The story weaves its way through the lives of five fathers with varied past and current family situations. Four of the five are fellow officers, and the fifth is brought in through a somewhat comical encounter that becomes part of the story line. The interaction between these men and their families is convincingly portrayed—most notably in the loss of one of the children of the main character. We are made to feel that loss along with the family, and, in one scene at the dinner table, it felt as though I were right there with them experiencing the same sadness. The message is clear—our time is short with our children—sometimes shorter than expected—make the most of our time with them and show them the love of Christ.

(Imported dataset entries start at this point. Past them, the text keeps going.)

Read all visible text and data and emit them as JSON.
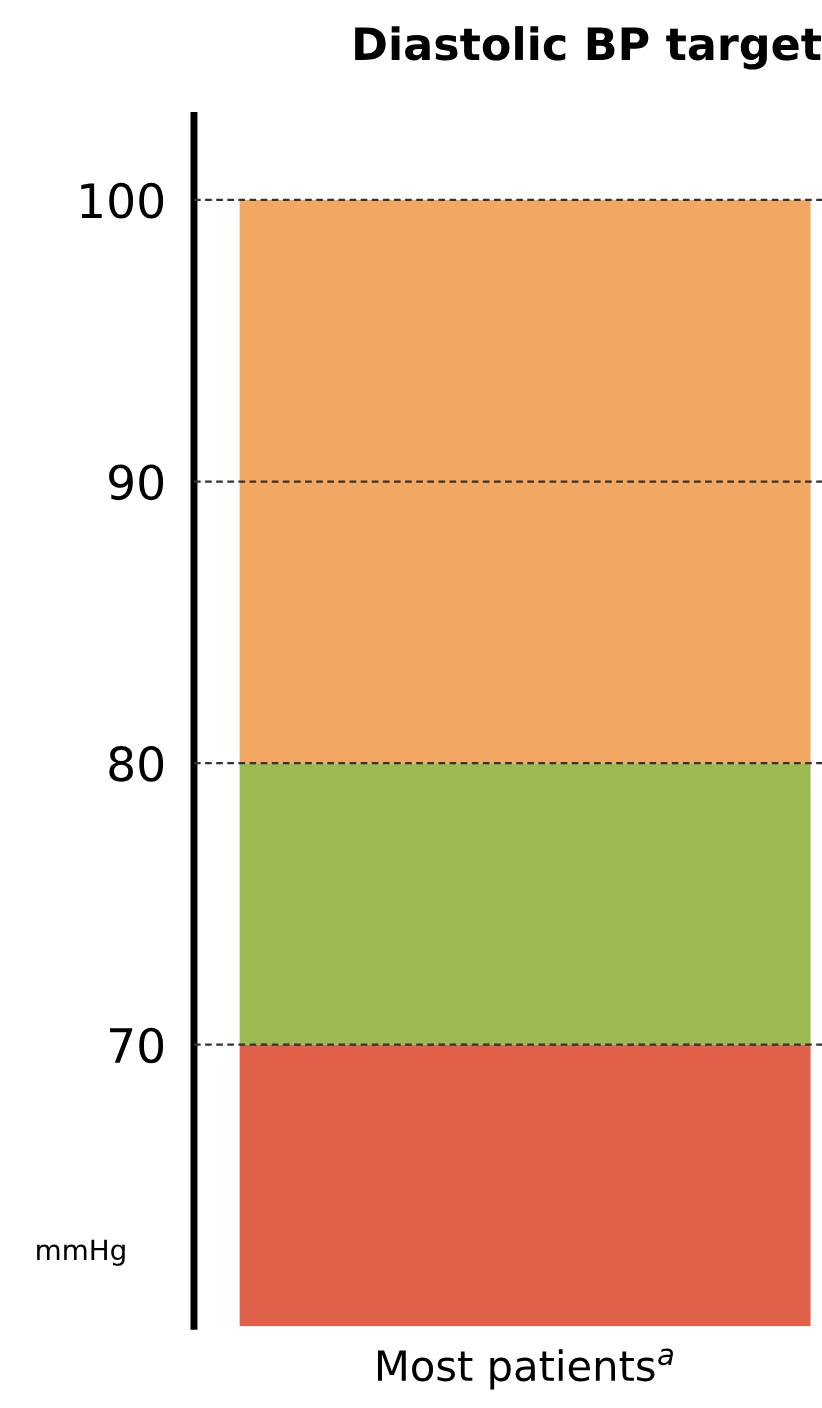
{
  "chart_data": {
    "type": "bar",
    "title": "Diastolic BP target",
    "ylabel": "mmHg",
    "categories": [
      "Most patients$^{a}$"
    ],
    "series": [
      {
        "color": "#e0604a",
        "values": [
          10
        ],
        "base": [
          60
        ]
      },
      {
        "color": "#9cba52",
        "values": [
          10
        ],
        "base": [
          70
        ]
      },
      {
        "color": "#f2a862",
        "values": [
          20
        ],
        "base": [
          80
        ]
      }
    ],
    "ylim": [
      60,
      103
    ],
    "yticks": [
      70,
      80,
      90,
      100
    ],
    "grid": "y"
  }
}
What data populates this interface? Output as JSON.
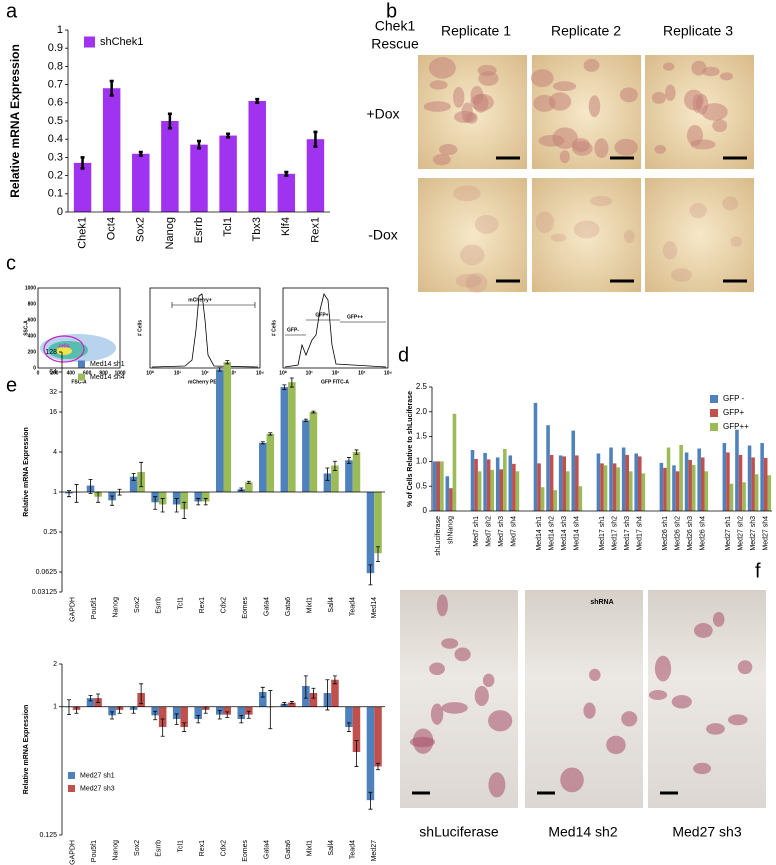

Another theme that is brought out is the need to break free from past wrongs of poor or absent fathers and begin a new pattern for future generations of your family—multi-generational faithfulness. While no father on Earth is perfect, there is a continual need for all of us who are fathers to repent of sins against our families—like neglect, apathy, and being a poor example and to model for them their Heavenly Father.
There are quite a few humorous scenes throughout which helps to connect the characters to each other and give a sense of reality to the them. As these five fathers come to the realization that they are not quite where they need to be for their families, they decide to make a “Resolution” that they would endeavor to become the biblical fathers and husbands they need to be. This “Resolution” is a formal document that they sign in a ceremony—I am sure that they will “market” this as they did the Love Dare materials, but as film marketing goes, that is a good thing. There is plenty of action and activity through the film, and, although I felt like 130 minutes may be a bit long, they filled the time very well, and there are only a couple of moments I thought they could have trimmed.
To me there was really no “objectionable” content, but the areas for concern to family viewing would be the violence and drug scenes, which by Hollywood standards are fairly mild. The tenseness and emotion of most of the film really doesn’t make it suitable for younger children anyway, and, quite frankly, that is not the intended audience.
I highly recommend this film and look forward to future efforts by this team of filmmakers.